St. Aubin's Cathedral (French: Cathédrale Saint-Aubain) is a Roman Catholiccathedral in Namur, Belgium, and the country's only cathedral in academic Late Baroque style. It was the only church built in the Low Countries as a cathedral after 1559, when most of the dioceses of the Netherlands were reorganized. It is classified as part of Wallonia's Major Heritage by the Walloon Region.
History
The cathedral was founded as a collegiate church in 1047 by Albert II of Namur. The first dean, Frederick of Lorraine, brother-in-law of Albert II, about 1050 secured from Mainz Cathedral a portion of the head of Saint Albanus, to whose patronage the collegiate church was dedicated. In 1057, Frederick became pope under the name of Stephen IX. In 1209, Pope Innocent III formally took the Church of St. Aubin under his protection.[1]
The church became a cathedral by virtue of the papal bull of 12 May 1559 establishing the new bishoprics in the Low Countries, with the Diocese of Namur created as a suffragan see of the Archdiocese of Cambrai.[1]

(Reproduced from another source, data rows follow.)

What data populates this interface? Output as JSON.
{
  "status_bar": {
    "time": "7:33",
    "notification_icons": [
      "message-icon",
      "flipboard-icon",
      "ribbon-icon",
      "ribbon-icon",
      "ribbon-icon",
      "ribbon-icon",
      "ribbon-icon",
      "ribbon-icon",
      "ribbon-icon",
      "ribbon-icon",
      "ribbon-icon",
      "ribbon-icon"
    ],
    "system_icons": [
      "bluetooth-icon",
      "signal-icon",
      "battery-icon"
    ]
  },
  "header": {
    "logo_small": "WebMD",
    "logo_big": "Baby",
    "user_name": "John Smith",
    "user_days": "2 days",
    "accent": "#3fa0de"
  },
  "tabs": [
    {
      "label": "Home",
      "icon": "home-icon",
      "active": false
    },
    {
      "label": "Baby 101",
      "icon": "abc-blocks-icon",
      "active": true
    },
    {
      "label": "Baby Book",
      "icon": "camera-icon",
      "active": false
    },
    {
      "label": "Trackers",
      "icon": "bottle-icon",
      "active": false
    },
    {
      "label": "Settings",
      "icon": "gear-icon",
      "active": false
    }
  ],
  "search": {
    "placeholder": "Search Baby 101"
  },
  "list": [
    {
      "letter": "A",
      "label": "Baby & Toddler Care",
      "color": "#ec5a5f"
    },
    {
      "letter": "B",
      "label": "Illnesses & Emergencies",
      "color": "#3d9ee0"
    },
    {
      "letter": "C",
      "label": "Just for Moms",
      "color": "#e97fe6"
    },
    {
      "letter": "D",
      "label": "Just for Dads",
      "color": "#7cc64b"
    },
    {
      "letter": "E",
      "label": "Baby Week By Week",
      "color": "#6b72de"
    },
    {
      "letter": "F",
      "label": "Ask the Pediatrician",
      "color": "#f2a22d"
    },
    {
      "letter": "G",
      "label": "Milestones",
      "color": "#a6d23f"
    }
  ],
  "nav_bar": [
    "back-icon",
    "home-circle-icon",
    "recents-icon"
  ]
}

Between 1751 and 1767, the cathedral was almost entirely rebuilt to Italianate designs of the Ticinese architect Gaetano Matteo Pisoni.[2] A 13th-century tower at the west end of the church is the main remnant from before the rebuilding.
In the interior, there is an ornamented frieze, carved with swags of fruit and flowers between the Corinthian capitals runs in an unbroken band entirely around the church. All colour is avoided, replaced by architectural enrichments and the bas-reliefs in the pendentives of the dome. The interior contains works of art that include paintings by Anthony van Dyck, Jacob Jordaens and Jacques Nicolaï, a Jesuitlay brother and student of Rubens. There is also an old, Romanesque baptismal font.[2]